Mooney’s most recent book, “The Same River Twice” (2010), involved a French clothing designer, her filmmaker husband and some ceremonial banners smuggled out of the Soviet Union. Carlo Wolff, reviewing the novel in The Boston Globe, called it “a philosophical entertainment doubling as a riveting, unconventional thriller,” one that “explores issues of mutability against fixity, evolution against stasis, art against artifice, and the vexing allure of an affair against the security of marriage.”




In a 1990 interview with Larry McCaffery and Sinda Gregory now in the archives of San Diego State University, Mooney was asked if the characters in his novels ever surprised him.

“There is not a single day in which I am not surprised to the point of befuddlement by what they do,” he said. “That’s the pleasure. Reacting to the befuddlement, straightening it out, is the responsibility.”

Edward Comstock Mooney was born Oct. 19, 1951, in Dallas and grew up in the Washington suburbs. His parents, Booth and Elizabeth (Comstock) Mooney, were both writers; his father was a speechwriter for and biographer of Lyndon B. Johnson before Johnson became president.

If Ted Mooney’s novels touched on big-picture political themes — global trade, the arms race and so on — that was in part because of his upbringing.

“All during my formative years,” he said in the 1990 interview, “I had people connected with the government coming in through my father’s and mother’s house, talking about these issues. I don’t know. To me these are the sorts of things that one thinks about in our times.”

Mooney graduated from Phillips Exeter Academy in New Hampshire in 1969, then spent two years at Columbia University before finishing his bachelor’s degree at Bennington College in Vermont, where he graduated in 1973.

He settled in Manhattan and was hired at Art in America in 1977. Elizabeth Baker was the editor there at the time.

“Ted was a skilled editor from the outset,” she said by email. “He was young, with no track record, but his job application included a photocopy of an article we’d already published, on which he’d red-penciled some constructive editorial changes. The job was his.”

He was soon given the title senior editor. He stayed until the magazine changed ownership in 2008.

“Over the decades, Ted’s literary career never undercut the care and resourcefulness he poured into his editorial activities,” Baker said. “He was thorough and meticulous, while scrupulously maintaining the tone and style of each writer.

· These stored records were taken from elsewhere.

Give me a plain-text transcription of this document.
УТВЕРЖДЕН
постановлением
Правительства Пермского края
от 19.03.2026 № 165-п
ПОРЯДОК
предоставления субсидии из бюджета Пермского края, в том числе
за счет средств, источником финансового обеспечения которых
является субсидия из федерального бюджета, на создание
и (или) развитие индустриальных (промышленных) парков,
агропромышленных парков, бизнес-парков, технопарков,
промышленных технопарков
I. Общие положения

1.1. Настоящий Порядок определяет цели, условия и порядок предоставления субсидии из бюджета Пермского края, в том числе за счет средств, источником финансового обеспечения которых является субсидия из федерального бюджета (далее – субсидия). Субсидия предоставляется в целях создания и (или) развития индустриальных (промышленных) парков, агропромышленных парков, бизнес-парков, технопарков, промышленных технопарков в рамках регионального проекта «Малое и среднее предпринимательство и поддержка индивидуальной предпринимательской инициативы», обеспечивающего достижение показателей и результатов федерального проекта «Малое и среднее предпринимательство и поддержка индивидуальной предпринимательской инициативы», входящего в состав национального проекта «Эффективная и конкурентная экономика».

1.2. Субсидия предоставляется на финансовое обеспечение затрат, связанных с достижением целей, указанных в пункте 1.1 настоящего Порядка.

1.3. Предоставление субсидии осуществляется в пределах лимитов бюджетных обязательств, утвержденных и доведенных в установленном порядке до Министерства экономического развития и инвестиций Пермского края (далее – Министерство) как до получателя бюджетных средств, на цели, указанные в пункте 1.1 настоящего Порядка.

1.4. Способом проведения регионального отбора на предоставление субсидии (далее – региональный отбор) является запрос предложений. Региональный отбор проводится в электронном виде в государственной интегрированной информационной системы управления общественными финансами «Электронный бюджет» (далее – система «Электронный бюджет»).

He worked with established writers whose work he barely touched, as well as beginners he taught how to write.”

Mooney is survived by his sister.

Mooney said that on trips to the Virgin Islands with his parents when he was young, he would swim with dolphins — memories that he tapped for that first novel, with its perceptive, smarter-than-expected animal as a central character. But he credited a dog with setting the novel in motion. A neighbor in his apartment building in Manhattan had a black Labrador retriever named Elmo, a smart and exploratory animal.

“I was sitting at my table and watched my front door open and close,” he told The Associated Press in 1991. “It was Elmo the dog, opening the door with his nose. It made me think about animals walking around, doing things that humans do.”